Can we prove that Noether's theorem will always give us a Hermitian charge operator? If not, are there counter-examples?

Answer 1

The Noether charge is the generator of the symmetry it belongs to, see e.g. this answer by Qmechanic. This relationship is also preserved in the quantum theory, see this question, in the sense that the quantum Noether charge $Q$ must commute with the Hamiltonian $H$, at least in the absence of anomalies and if we do not run into "quantization issues" when using canonical quantization.

Now, if we assume that the classical symmetry transformation must be represented by a unitary transformation upon the Hilbert space (note: I'm not assuming it is a quantum symmetry transformation), then we can directly conclude by Stone's theorem that $Q$ is Hermitian and that the transformation associated to the classical symmetry is indeed a symmetry.

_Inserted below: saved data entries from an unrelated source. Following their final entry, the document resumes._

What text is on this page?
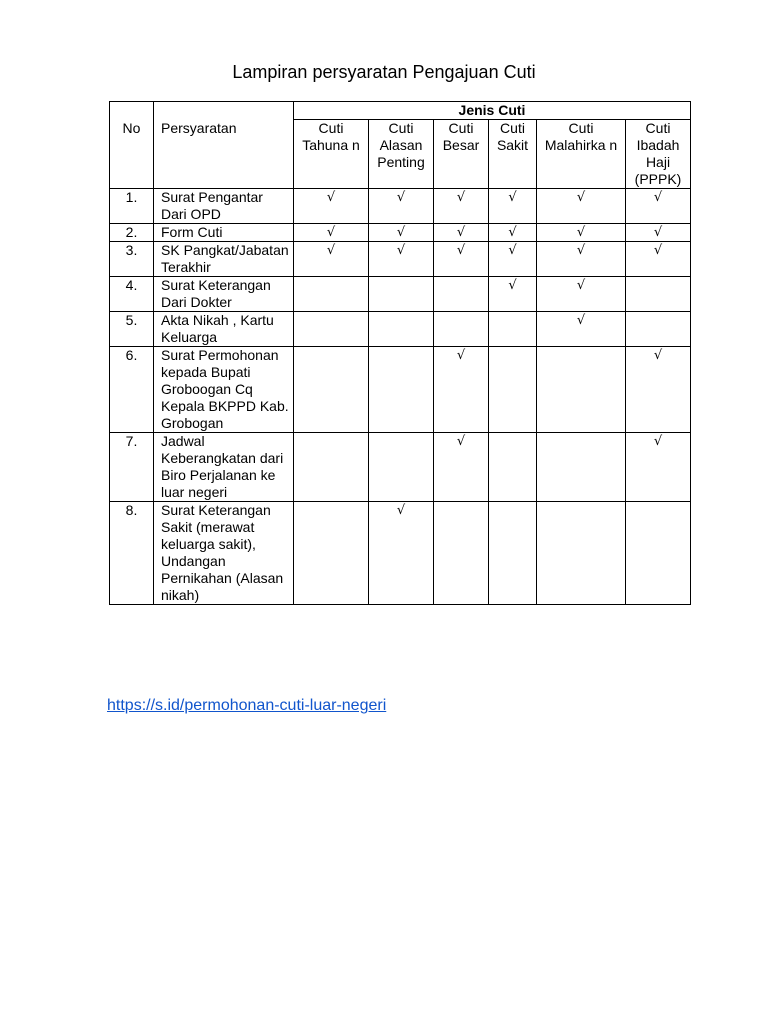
Lampiran persyaratan Pengajuan Cuti
No	Persyaratan	Jenis Cuti					
		Cuti Tahuna n	Cuti Alasan Penting	Cuti Besar	Cuti Sakit	Cuti Malahirka n	Cuti Ibadah Haji (PPPK)
1.	Surat Pengantar Dari OPD	√	√	√	√	√	√
2.	Form Cuti	√	√	√	√	√	√
3.	SK Pangkat/Jabatan Terakhir	√	√	√	√	√	√
4.	Surat Keterangan Dari Dokter				√	√	
5.	Akta Nikah , Kartu Keluarga					√	
6.	Surat Permohonan kepada Bupati Groboogan Cq Kepala BKPPD Kab. Grobogan			√			√
7.	Jadwal Keberangkatan dari Biro Perjalanan ke luar negeri			√			√
8.	Surat Keterangan Sakit (merawat keluarga sakit), Undangan Pernikahan (Alasan nikah)		√				
https://s.id/permohonan-cuti-luar-negeri
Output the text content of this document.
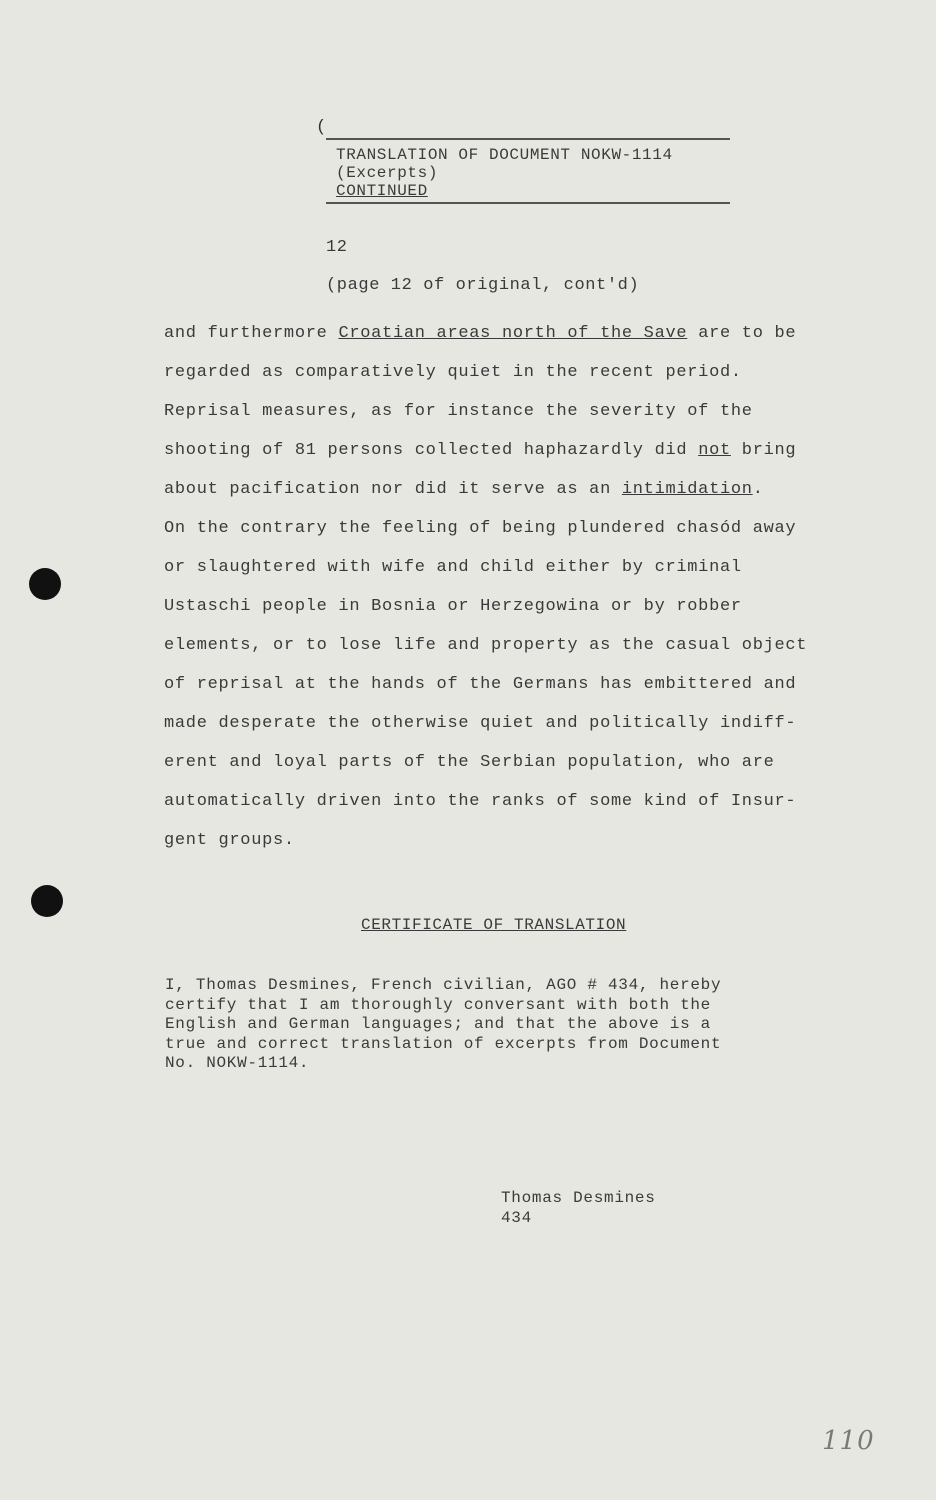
(
TRANSLATION OF DOCUMENT NOKW-1114
(Excerpts)
CONTINUED
12
(page 12 of original, cont'd)
and furthermore Croatian areas north of the Save are to be
regarded as comparatively quiet in the recent period.
Reprisal measures, as for instance the severity of the
shooting of 81 persons collected haphazardly did not bring
about pacification nor did it serve as an intimidation.
On the contrary the feeling of being plundered chasód away
or slaughtered with wife and child either by criminal
Ustaschi people in Bosnia or Herzegowina or by robber
elements, or to lose life and property as the casual object
of reprisal at the hands of the Germans has embittered and
made desperate the otherwise quiet and politically indiff-
erent and loyal parts of the Serbian population, who are
automatically driven into the ranks of some kind of Insur-
gent groups.
CERTIFICATE OF TRANSLATION
I, Thomas Desmines, French civilian, AGO # 434, hereby
certify that I am thoroughly conversant with both the
English and German languages; and that the above is a
true and correct translation of excerpts from Document
No. NOKW-1114.
Thomas Desmines
434
110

We might ask whether one can drop this assumption, I think one cannot. Dropping the requirement that transformations are represented by unitary operators leads to the normalization of states not being preserved, in particular, it means that the probabilities after the transformation to find one state in other states that form a basis do not sum to 1. This wrecks havoc with the entire structure of the quantum theory; it is a reasonable physical assumption that all physical transformations be represented unitarily upon the Hilbert space of states.

Answer 2

Supersymmetry generators are not always Hermitian. If you impose SUSY, and then compute de corresponding Noether's currents, and then you calculate the conserved charge, i.e., the fermionic Lorentz generators, you will get two non-Hermitian conserved currents.

(By the way, the relation $Q^\dagger=\bar Q$ is only valid in Lorentzian signature, in Euclidean signature, this relation is not true.)

Actually, a nice computation of this was made by Olive and Witten. They did just what I outlined for $\mathcal N=2$ SYM without matter fields and obtained the central charge of this theory. See section 2.8 of http://arxiv.org/abs/hep-th/9701069 for a detailed computation.

Also, not always you would get a pair $Q$ and $\bar Q$. Just take, for example, $\mathcal N=(n,m)$ 6D theories.

The moral of this story is the following: You will always assume $S=S^\dagger$ (a real action.) If your symmetry generator is also Hermitian, the conserved current, and therefore, the conserved charge, will also be Hermitian. But this might not be the case.